By The High Priestess

You had me at "nonsense," Henry. You had me at "nonsense."

Although I am not much in the habit of revealing my deepest emotions on the Internet, I have a confession to make: I am a sucker for a guy who makes me laugh. And Henry Tilney makes me laugh. The greatcoat and the curricle and the hat that sits so well are just window dressing. If he wasn't intelligent and funny, he would be just another tall, dark, very close to handsome literary hero. But there's so much more to Henry, so much for the discerning reader to enjoy.

But the first time I read Northanger Abbey, and I can't quite remember if it was the last of Jane Austen's novels I read or the second-to-last, I saw immediately that Henry was a different kind of hero. He delighted me from his first conversation with Catherine at the Lower Rooms:

"Yes, I know exactly what you will say: Friday, went to the Lower Rooms; wore my sprigged muslin robe with blue trimmings -- plain black shoes -- appeared to much advantage; but was strangely harassed by a queer, half-witted man, who would make me dance with him, and distressed me by his nonsense."

This brought me up short. Not only was I thoroughly charmed, but I thought, This is a Jane Austen hero? No, I thought. He must be the villain. Only villains and semi-villains in Jane Austen can be this funny, this handsome, this charming. He's another Willoughby, another Wickham, another Elliot, another Churchill. But I knew that I liked this Henry Tilney character. I was, from that moment, a member of the Cult of Da Man.

Of course, I didn't quite understand that I was reading a parody of a Gothic novel. I had read tons of Gothic novels, especially by Victoria Holt; in fact, I collected the paperback editions of her books. I knew the formula: Handsome, charming, somewhat rakish man meets our heroine, flirts, is obviously interested; she is interested, too, but senses something not quite right; there are hints of trouble, usually from another man, an understanding, long-suffering type who might make a fine husband as well; eventually the rakish one is proven to be a good guy and the seemingly nice fellow either killed or revealed as the villain himself; hero and heroine marry and live happily ever after. There may or may not be a passionate kiss or two along the way. So while I read Northanger Abbey, I kept waiting for the other shoe to drop. There had to be something wrong with this Henry Tilney. He might be an adulterer, a gambler, or any sort of reprobate, but there had to be something about him that would banish him forever from the ranks of Austenian heroes. Catherine would mourn him, but she would realize that she was better off with the nice but not-so-exciting guy.

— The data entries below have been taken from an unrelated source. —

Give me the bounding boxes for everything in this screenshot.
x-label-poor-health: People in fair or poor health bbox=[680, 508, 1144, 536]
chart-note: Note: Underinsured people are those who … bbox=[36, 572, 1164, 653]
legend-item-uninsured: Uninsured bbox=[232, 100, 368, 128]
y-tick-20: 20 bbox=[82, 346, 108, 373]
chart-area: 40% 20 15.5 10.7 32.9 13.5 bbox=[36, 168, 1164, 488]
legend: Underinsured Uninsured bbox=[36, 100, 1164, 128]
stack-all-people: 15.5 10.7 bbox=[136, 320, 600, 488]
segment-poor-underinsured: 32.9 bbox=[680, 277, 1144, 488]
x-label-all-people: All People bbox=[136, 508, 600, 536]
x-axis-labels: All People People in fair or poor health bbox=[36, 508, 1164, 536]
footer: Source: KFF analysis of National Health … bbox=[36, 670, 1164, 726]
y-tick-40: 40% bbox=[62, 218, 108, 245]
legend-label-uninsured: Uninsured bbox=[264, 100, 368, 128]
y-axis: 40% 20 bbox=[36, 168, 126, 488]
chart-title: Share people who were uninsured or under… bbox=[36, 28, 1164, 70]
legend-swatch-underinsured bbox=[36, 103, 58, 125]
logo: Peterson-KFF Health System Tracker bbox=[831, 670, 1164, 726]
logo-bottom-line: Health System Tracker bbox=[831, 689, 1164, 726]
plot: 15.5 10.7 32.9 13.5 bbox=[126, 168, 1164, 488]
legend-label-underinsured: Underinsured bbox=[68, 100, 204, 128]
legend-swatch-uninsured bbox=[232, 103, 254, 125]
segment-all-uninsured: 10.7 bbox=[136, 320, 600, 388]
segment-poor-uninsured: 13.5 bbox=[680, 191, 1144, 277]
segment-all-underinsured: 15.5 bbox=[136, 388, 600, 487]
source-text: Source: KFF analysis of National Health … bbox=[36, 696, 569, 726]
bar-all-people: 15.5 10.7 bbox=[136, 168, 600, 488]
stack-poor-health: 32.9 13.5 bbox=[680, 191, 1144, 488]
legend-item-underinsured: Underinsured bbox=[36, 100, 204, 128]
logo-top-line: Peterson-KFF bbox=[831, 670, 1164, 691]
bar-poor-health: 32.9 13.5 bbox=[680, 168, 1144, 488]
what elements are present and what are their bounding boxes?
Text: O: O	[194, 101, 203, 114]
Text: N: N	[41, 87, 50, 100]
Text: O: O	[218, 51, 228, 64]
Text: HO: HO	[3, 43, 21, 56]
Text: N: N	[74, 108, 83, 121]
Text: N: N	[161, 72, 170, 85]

And then the end of the novel came, and it was not Henry who was the bad guy, but his father! And it was indeed Henry who was the honorable one, who loved Catherine, who would take her back to his lovely parsonage at Woodston, with the windows down to the floors and the friendly dogs, where they would live together in perfect happiness. And later, I realized that I had fallen for one of the oldest conventions of Gothic novels: the good guy who only seems villainous! And Henry never really seems villainous, or acts it in any way; it was only my, and Catherine's, tortured imaginations that made it so. I was Catherine. I had let my imagination, fueled by a few too many Victoria Holt novels, run away with me. But now I, like Catherine, could savor all the wonderful things about Henry, the things that set him apart from the Darcys and the Knightleys and the Wentworths, all wonderful literary heroes in their own right. And the more I studied Henry, the more delightful I found him. No wonder he became, for me, Da Man.

While in the process of discovering and discussing all the wonderful things about Da Man, I discovered that I was not alone. There were many other women who felt the same way, who felt that tingle of delight when they read his words, who sighed when they thought about him riding to Fullerton. And for my sisters of the Cult of Da Man, I have created this website where we might wallow in our adoration of Henry Tilney, Da Once and Future Man.

May we, like Catherine and Henry, all hasten together to perfect felicity.